To transport in a pack, or in the manner of a pack (i. e., on the backs of men or beasts). [Western U.S.]

9. (Hydropathy)

To envelop in a wet or dry sheet, within numerous coverings. See Pack, n., 5.

10. (Mech.)

To render impervious, as by filling or surrounding with suitable material, or to fit or adjust so as to move without giving passage to air, water, or steam; as, to pack a joint; to pack the piston of a steam engine.


© Webster 1913

Pack, v. i.


To make up packs, bales, or bundles; to stow articles securely for transportation.


To admit of stowage, or of making up for transportation or storage; to become compressed or to settle together, so as to form a compact mass; as, the goods pack conveniently; wet snow packs well.

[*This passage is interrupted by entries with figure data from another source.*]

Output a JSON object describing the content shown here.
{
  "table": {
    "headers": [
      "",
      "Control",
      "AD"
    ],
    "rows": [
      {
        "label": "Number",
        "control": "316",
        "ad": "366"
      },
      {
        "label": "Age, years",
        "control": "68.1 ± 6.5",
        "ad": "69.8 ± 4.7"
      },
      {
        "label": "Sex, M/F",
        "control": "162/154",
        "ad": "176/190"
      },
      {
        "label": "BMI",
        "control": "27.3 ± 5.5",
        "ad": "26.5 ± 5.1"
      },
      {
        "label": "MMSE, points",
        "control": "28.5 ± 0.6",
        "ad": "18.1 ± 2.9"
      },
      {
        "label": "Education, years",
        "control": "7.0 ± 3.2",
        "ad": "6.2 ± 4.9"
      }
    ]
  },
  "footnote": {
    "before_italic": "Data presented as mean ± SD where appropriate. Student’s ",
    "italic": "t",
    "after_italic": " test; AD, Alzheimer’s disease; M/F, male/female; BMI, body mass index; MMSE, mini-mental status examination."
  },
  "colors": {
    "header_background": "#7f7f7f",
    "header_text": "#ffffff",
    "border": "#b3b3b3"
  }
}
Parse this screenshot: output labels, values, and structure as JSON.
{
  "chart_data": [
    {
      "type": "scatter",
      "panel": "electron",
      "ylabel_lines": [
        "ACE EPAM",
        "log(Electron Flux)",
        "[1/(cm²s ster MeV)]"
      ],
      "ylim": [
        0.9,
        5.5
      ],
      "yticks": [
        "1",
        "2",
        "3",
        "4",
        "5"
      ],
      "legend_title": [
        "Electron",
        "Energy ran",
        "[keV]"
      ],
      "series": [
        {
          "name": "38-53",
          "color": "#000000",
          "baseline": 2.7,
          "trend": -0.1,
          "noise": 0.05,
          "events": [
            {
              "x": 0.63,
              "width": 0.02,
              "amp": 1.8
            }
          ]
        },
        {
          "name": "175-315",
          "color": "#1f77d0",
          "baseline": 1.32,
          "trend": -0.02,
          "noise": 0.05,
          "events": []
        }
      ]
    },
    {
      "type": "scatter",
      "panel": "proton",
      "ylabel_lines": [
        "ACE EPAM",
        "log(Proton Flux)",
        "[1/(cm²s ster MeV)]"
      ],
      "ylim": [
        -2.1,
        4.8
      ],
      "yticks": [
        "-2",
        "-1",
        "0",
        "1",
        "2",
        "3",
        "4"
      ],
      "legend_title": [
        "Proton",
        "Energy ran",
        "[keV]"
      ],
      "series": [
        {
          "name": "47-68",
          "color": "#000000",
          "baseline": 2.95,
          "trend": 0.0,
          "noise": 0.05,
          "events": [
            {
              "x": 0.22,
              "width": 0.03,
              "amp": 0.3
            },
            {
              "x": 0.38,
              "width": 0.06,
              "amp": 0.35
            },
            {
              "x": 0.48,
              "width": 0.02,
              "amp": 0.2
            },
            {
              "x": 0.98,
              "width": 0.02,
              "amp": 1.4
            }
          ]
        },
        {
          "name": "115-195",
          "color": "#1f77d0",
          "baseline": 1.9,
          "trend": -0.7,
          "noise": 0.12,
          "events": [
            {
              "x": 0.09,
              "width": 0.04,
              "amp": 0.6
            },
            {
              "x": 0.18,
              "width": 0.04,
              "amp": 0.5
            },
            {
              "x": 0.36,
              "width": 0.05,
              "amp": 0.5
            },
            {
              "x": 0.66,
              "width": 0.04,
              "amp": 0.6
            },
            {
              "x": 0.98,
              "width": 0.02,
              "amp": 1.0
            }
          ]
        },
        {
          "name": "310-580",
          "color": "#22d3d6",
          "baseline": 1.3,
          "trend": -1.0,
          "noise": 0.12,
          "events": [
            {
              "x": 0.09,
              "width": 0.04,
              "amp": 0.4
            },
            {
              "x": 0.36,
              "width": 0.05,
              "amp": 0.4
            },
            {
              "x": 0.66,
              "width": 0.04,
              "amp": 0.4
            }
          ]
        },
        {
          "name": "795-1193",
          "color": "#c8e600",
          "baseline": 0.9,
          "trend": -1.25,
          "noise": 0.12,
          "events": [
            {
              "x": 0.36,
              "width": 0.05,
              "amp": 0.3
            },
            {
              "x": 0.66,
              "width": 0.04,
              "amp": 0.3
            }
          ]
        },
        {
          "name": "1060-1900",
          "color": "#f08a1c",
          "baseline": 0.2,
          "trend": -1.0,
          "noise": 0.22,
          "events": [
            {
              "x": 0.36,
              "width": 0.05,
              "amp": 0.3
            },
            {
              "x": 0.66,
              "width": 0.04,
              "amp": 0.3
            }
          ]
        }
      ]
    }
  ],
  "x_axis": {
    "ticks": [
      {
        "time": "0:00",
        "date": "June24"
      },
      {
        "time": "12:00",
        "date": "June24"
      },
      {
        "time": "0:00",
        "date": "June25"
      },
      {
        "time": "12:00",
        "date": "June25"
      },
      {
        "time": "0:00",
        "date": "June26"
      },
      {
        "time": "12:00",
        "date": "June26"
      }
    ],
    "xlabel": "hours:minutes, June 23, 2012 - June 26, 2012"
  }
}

To gather in flocks or schools; as, the grouse or the perch begin to pack. [Eng.]


To depart in haste; -- generally with off or away.

Poor Stella must pack off to town

You shall pack,
And never more darken my doors again.


To unite in bad measures; to confederate for ill purposes; to join in collusion. [Obs.] "Go pack with him." Shak.

To send packing, to drive away; to send off roughly or in disgrace; to dismiss unceremoniously. "The parliament . . . presently sent him packing." South.


© Webster 1913

Pack, n.

1. (Med.)

In hydropathic practice, a wrapping of blankets or sheets called dry pack, wet pack, cold pack, etc., according to the condition of the blankets or sheets used, put about a patient to give him treatment; also, the fact or condition of being so treated.

2. (Rugby Football)

The forwards who compose one half of the scrummage; also, the scrummage.

Pack and prime road or way, a pack road or bridle way.


© Webster 1913

Pack, v. t.

To cover, envelop, or protect tightly with something; specif. (Hydropathy),

to envelop in a wet or dry sheet, within numerous coverings.